They mostly were built by skilled laborers. The use of slaves is mostly myth. Good Hollywood & TV but not history. One could argue that everyone not the Pharoah was a “slave” of sorts. It’s clear it wasn’t the “slavery we think of. Historians still argue how much of it was a corvee system or not. Agricultural labor in Egypt was very seasonal (Still is!) so there’s people with “free time”. There’s considerable archeologically evidence that working on the pyramids was both an of religious devotion and a way of paying your taxes for the Egyptian peasant. There was no currency, labor was the only thing of value that could be easily exchanged.

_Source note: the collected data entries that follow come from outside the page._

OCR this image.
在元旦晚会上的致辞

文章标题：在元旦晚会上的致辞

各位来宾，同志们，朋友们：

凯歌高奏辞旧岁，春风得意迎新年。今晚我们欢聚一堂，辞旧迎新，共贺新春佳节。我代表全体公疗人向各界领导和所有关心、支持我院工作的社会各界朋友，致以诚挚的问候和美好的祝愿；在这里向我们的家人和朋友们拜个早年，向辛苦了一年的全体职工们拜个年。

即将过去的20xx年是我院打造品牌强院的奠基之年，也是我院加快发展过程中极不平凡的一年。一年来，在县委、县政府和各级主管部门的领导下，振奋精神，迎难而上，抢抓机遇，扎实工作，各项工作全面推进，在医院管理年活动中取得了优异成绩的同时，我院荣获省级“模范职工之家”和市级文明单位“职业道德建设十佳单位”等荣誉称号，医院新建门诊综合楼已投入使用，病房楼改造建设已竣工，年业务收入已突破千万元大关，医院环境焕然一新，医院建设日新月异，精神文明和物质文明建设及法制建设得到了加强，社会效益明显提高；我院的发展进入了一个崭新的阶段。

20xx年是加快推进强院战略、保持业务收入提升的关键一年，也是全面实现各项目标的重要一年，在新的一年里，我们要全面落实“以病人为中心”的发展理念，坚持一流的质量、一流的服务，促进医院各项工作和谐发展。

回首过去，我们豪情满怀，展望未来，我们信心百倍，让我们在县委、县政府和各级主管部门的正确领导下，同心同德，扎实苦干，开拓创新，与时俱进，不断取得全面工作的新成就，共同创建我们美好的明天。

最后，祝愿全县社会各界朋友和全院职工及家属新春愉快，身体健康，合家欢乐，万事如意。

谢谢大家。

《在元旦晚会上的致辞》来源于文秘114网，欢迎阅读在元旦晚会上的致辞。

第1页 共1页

I think there's a line in the Haggadah about "when we were skilled trade union masonry workers in Egypt." Or something like that. Oh, wait....
We were slaves to Pharaoh in Egypt, and the L-rd, our G-d, took us out from there with a strong hand and with an outstretched arm. If the Holy One, blessed be He, had not taken our fathers out of Egypt, then we, our children and our children's children would have remained enslaved to Pharaoh in Egypt. Passover Haggadah.
In Flavius Josephus's history, it is claimed that, after Ptolemy I Soter took Judea, he led some 120,000 Jewish captives to Egypt from the areas of Judea, Jerusalem, Samaria, and Mount Gerizim. History of the Jewish War (75–79) and The Antiquities of the Jews. Encyclopedia Britannica website.